By mark Evans
Ste. Genevieve herald
Dealing with entities interested in applying for federal Coronavirus Aid, Relief, and Economic Security [CARES] Act money took up much of the Ste. Genevieve County Commission meeting last Thursday.
Sheriff Gary Stolzer’s requests for N95 masks and other personal protective equipment [PPE] for the county detention center, along with sanitizing supplies and materials for converting recreational areas into quarantine cell blocks were all approved.
Stolzer is instituting a policy of putting any new inmates in quarantine for two weeks to avoid spreading COVID-19 into the inmate population and the workforce.
The commission also approved a request by Prosecuting Attorney Wayne Williams for special air purifiers to take germs out of the air in his office.
Presiding Commissioner Garry Nelson asked if it had been in Williams’ budget. Williams said no. Nelson asked if it was COVID-19-related. Williams said it was. He noted that there is “a lot of traffic” around his office and the upstairs courtrooms, with witnesses, jury members and others.
Nelson also called Dr. John Boyd, assistant principal of Ste. Genevieve High School, about the district’s requests. Boyd said they were waiting on the delivery of $6,800 worth of Chromebooks before turning paperwork in. Other supplies that are coronavirus-related, such as shoes, a dishwasher, a special water fountain and more. It was agreed that he should turn in half of the invoices at one time and half later.
Family Dentistry of Ste. Genevieve also called, asking about CARES act money.
WILL BE REPAIRED
The commissioners considered two requests from the county fair board. One was for lumber to repair bleachers at the tractor pull arena and the other was to repair an electric pole nearby.
The pole repair, costing $1,465 was approved.
“It needs to be done,” Nelson said.
The lumber, though, was put on hold. Prices had been obtained for yellow pine, to replace 40 rotting boards on the bleachers. They were $18.95 apiece, untreated, or $22.50 treated.
However, it was said that lumber on hand “had been picked over” and not much top-grade lumber was available.

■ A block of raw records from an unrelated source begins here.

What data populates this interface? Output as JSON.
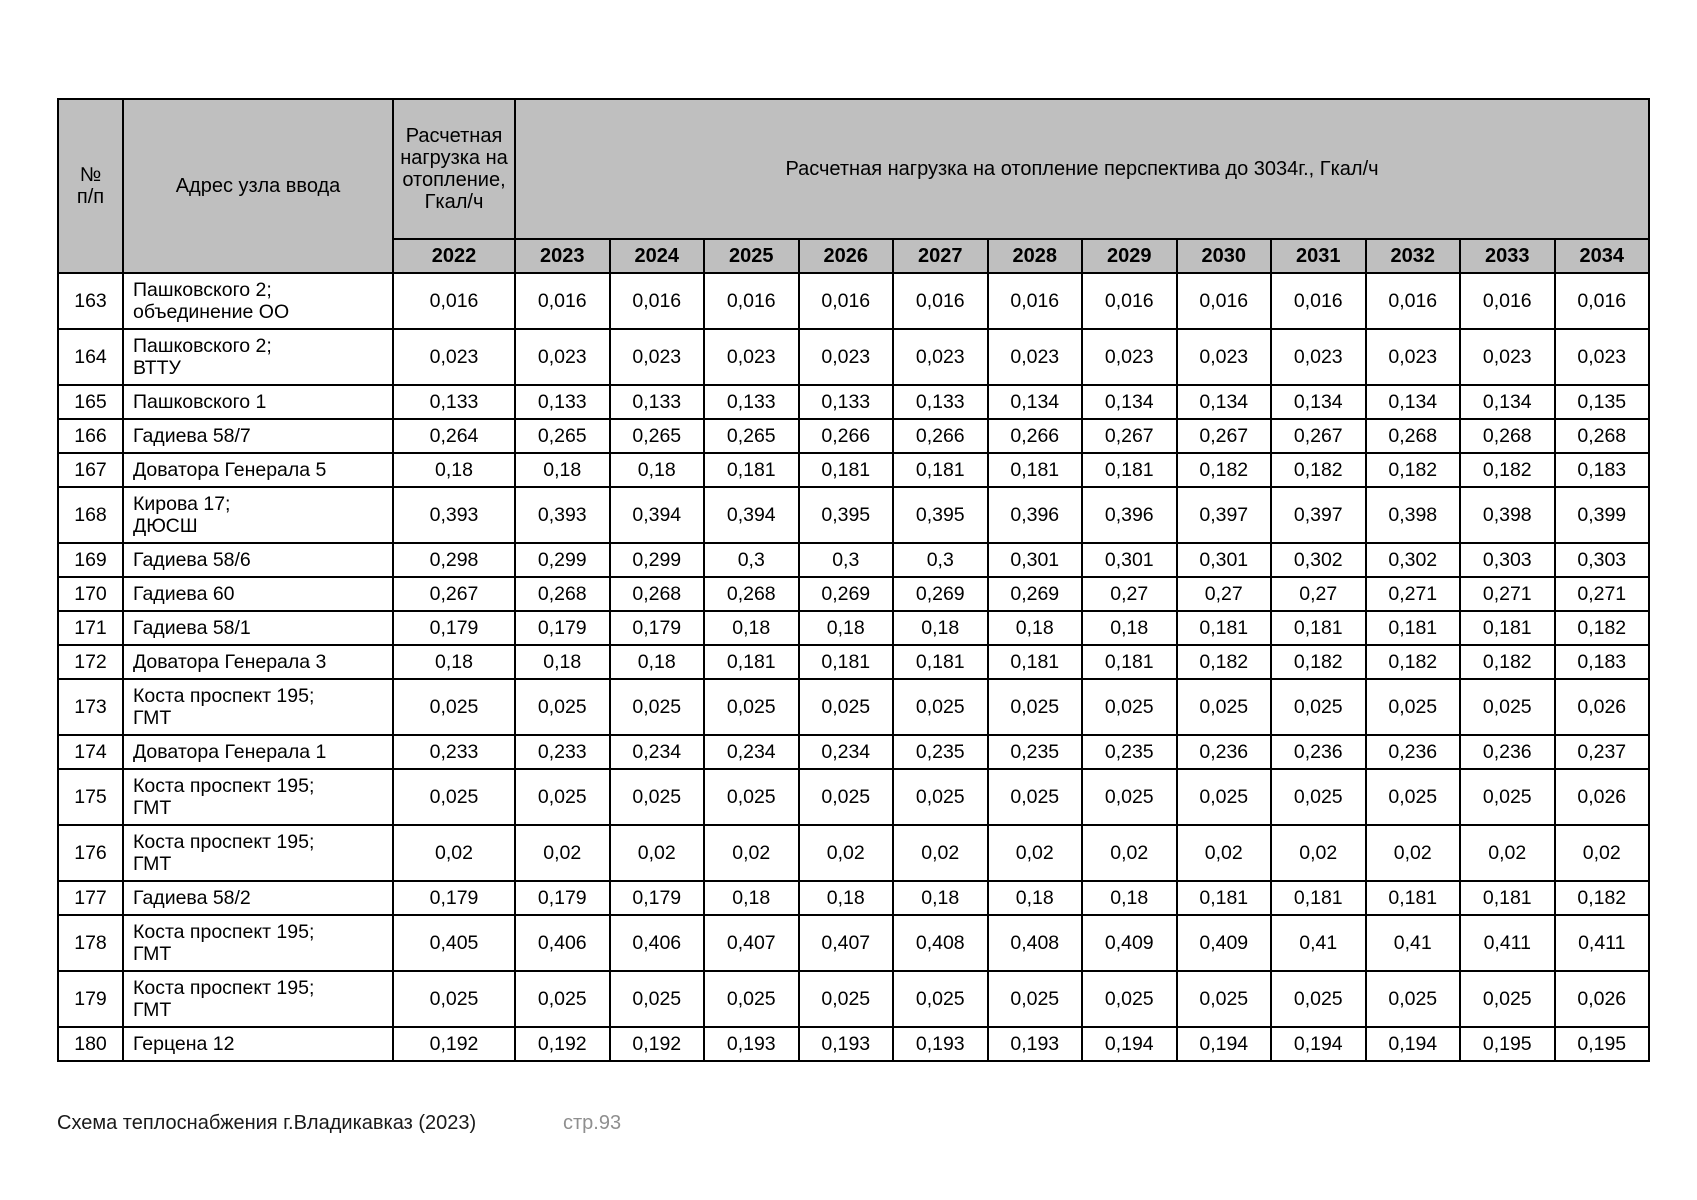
{
  "table": {
    "header": {
      "col_num": "№\nп/п",
      "col_address": "Адрес узла ввода",
      "col_load_base": "Расчетная нагрузка на отопление, Гкал/ч",
      "col_perspective": "Расчетная нагрузка на отопление перспектива до 3034г., Гкал/ч",
      "base_year": "2022",
      "years": [
        "2023",
        "2024",
        "2025",
        "2026",
        "2027",
        "2028",
        "2029",
        "2030",
        "2031",
        "2032",
        "2033",
        "2034"
      ]
    },
    "rows": [
      {
        "num": "163",
        "address": "Пашковского 2;\nобъединение ОО",
        "values": [
          "0,016",
          "0,016",
          "0,016",
          "0,016",
          "0,016",
          "0,016",
          "0,016",
          "0,016",
          "0,016",
          "0,016",
          "0,016",
          "0,016",
          "0,016"
        ]
      },
      {
        "num": "164",
        "address": "Пашковского 2;\nВТТУ",
        "values": [
          "0,023",
          "0,023",
          "0,023",
          "0,023",
          "0,023",
          "0,023",
          "0,023",
          "0,023",
          "0,023",
          "0,023",
          "0,023",
          "0,023",
          "0,023"
        ]
      },
      {
        "num": "165",
        "address": "Пашковского 1",
        "values": [
          "0,133",
          "0,133",
          "0,133",
          "0,133",
          "0,133",
          "0,133",
          "0,134",
          "0,134",
          "0,134",
          "0,134",
          "0,134",
          "0,134",
          "0,135"
        ]
      },
      {
        "num": "166",
        "address": "Гадиева 58/7",
        "values": [
          "0,264",
          "0,265",
          "0,265",
          "0,265",
          "0,266",
          "0,266",
          "0,266",
          "0,267",
          "0,267",
          "0,267",
          "0,268",
          "0,268",
          "0,268"
        ]
      },
      {
        "num": "167",
        "address": "Доватора Генерала 5",
        "values": [
          "0,18",
          "0,18",
          "0,18",
          "0,181",
          "0,181",
          "0,181",
          "0,181",
          "0,181",
          "0,182",
          "0,182",
          "0,182",
          "0,182",
          "0,183"
        ]
      },
      {
        "num": "168",
        "address": "Кирова 17;\nДЮСШ",
        "values": [
          "0,393",
          "0,393",
          "0,394",
          "0,394",
          "0,395",
          "0,395",
          "0,396",
          "0,396",
          "0,397",
          "0,397",
          "0,398",
          "0,398",
          "0,399"
        ]
      },
      {
        "num": "169",
        "address": "Гадиева 58/6",
        "values": [
          "0,298",
          "0,299",
          "0,299",
          "0,3",
          "0,3",
          "0,3",
          "0,301",
          "0,301",
          "0,301",
          "0,302",
          "0,302",
          "0,303",
          "0,303"
        ]
      },
      {
        "num": "170",
        "address": "Гадиева 60",
        "values": [
          "0,267",
          "0,268",
          "0,268",
          "0,268",
          "0,269",
          "0,269",
          "0,269",
          "0,27",
          "0,27",
          "0,27",
          "0,271",
          "0,271",
          "0,271"
        ]
      },
      {
        "num": "171",
        "address": "Гадиева 58/1",
        "values": [
          "0,179",
          "0,179",
          "0,179",
          "0,18",
          "0,18",
          "0,18",
          "0,18",
          "0,18",
          "0,181",
          "0,181",
          "0,181",
          "0,181",
          "0,182"
        ]
      },
      {
        "num": "172",
        "address": "Доватора Генерала 3",
        "values": [
          "0,18",
          "0,18",
          "0,18",
          "0,181",
          "0,181",
          "0,181",
          "0,181",
          "0,181",
          "0,182",
          "0,182",
          "0,182",
          "0,182",
          "0,183"
        ]
      },
      {
        "num": "173",
        "address": "Коста проспект 195;\nГМТ",
        "values": [
          "0,025",
          "0,025",
          "0,025",
          "0,025",
          "0,025",
          "0,025",
          "0,025",
          "0,025",
          "0,025",
          "0,025",
          "0,025",
          "0,025",
          "0,026"
        ]
      },
      {
        "num": "174",
        "address": "Доватора Генерала 1",
        "values": [
          "0,233",
          "0,233",
          "0,234",
          "0,234",
          "0,234",
          "0,235",
          "0,235",
          "0,235",
          "0,236",
          "0,236",
          "0,236",
          "0,236",
          "0,237"
        ]
      },
      {
        "num": "175",
        "address": "Коста проспект 195;\nГМТ",
        "values": [
          "0,025",
          "0,025",
          "0,025",
          "0,025",
          "0,025",
          "0,025",
          "0,025",
          "0,025",
          "0,025",
          "0,025",
          "0,025",
          "0,025",
          "0,026"
        ]
      },
      {
        "num": "176",
        "address": "Коста проспект 195;\nГМТ",
        "values": [
          "0,02",
          "0,02",
          "0,02",
          "0,02",
          "0,02",
          "0,02",
          "0,02",
          "0,02",
          "0,02",
          "0,02",
          "0,02",
          "0,02",
          "0,02"
        ]
      },
      {
        "num": "177",
        "address": "Гадиева 58/2",
        "values": [
          "0,179",
          "0,179",
          "0,179",
          "0,18",
          "0,18",
          "0,18",
          "0,18",
          "0,18",
          "0,181",
          "0,181",
          "0,181",
          "0,181",
          "0,182"
        ]
      },
      {
        "num": "178",
        "address": "Коста проспект 195;\nГМТ",
        "values": [
          "0,405",
          "0,406",
          "0,406",
          "0,407",
          "0,407",
          "0,408",
          "0,408",
          "0,409",
          "0,409",
          "0,41",
          "0,41",
          "0,411",
          "0,411"
        ]
      },
      {
        "num": "179",
        "address": "Коста проспект 195;\nГМТ",
        "values": [
          "0,025",
          "0,025",
          "0,025",
          "0,025",
          "0,025",
          "0,025",
          "0,025",
          "0,025",
          "0,025",
          "0,025",
          "0,025",
          "0,025",
          "0,026"
        ]
      },
      {
        "num": "180",
        "address": "Герцена 12",
        "values": [
          "0,192",
          "0,192",
          "0,192",
          "0,193",
          "0,193",
          "0,193",
          "0,193",
          "0,194",
          "0,194",
          "0,194",
          "0,194",
          "0,195",
          "0,195"
        ]
      }
    ]
  },
  "footer": {
    "doc_title": "Схема теплоснабжения г.Владикавказ (2023)",
    "page_label": "стр.93"
  }
}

“You’ve got to have good lumber if you’re going to build something,” Second District Commissioner Joe Gettinger said. He added that it would have to be treated wood.
Nelson agreed that the work needs to be done.
“We’re responsible for the public not sitting on bleachers that collapse,” he said. “If we’re going to fix it, though, we need to fix it right.”
A wider search will be made for top-quality lumber.
Two ongoing projects, meanwhile, seem to be making good progress. Nelson called Chris Koehler of Koehler Engineering regarding the repair work on New Bourbon Port Road. Koehler said the work “is basically done,” with just “a little cleaning up” to do.
The county had been trying to repair a straight stretch of the road, damaged by flooding for some two years.
Meanwhile, $20,382 was received from the Federal Emergency Management Agency [FEMA] for 75 percent of the $27,176 projected price to rehab the Franklin Bridge.
The century-old bridge on Franklin Road on the outskirts of St. Mary currently had a three-ton weight limit and was in danger of possibly being condemned.
Its wooden deck has frequently been under water during flooding and had deteriorated.
The commissioners have visited the bridge with Jeremy Manning of Smith & Company Engineering and Chris Crocker of the Missouri Department of Transportation [MoDOT] to consider possible options.
They decided to go with steel grating in place of the wooden planking. A water-proof metal could be washed off after a flood event, without damage being done.
Pete Harnish, who has a machine shop in Ste. Genevieve, is fabricating some turnbuckle pieces and will order the grating.
The actual work will be done in-house by the county road crew.
The commissioners would like to see the weight limit increased so ambulances and fire trucks can cross it.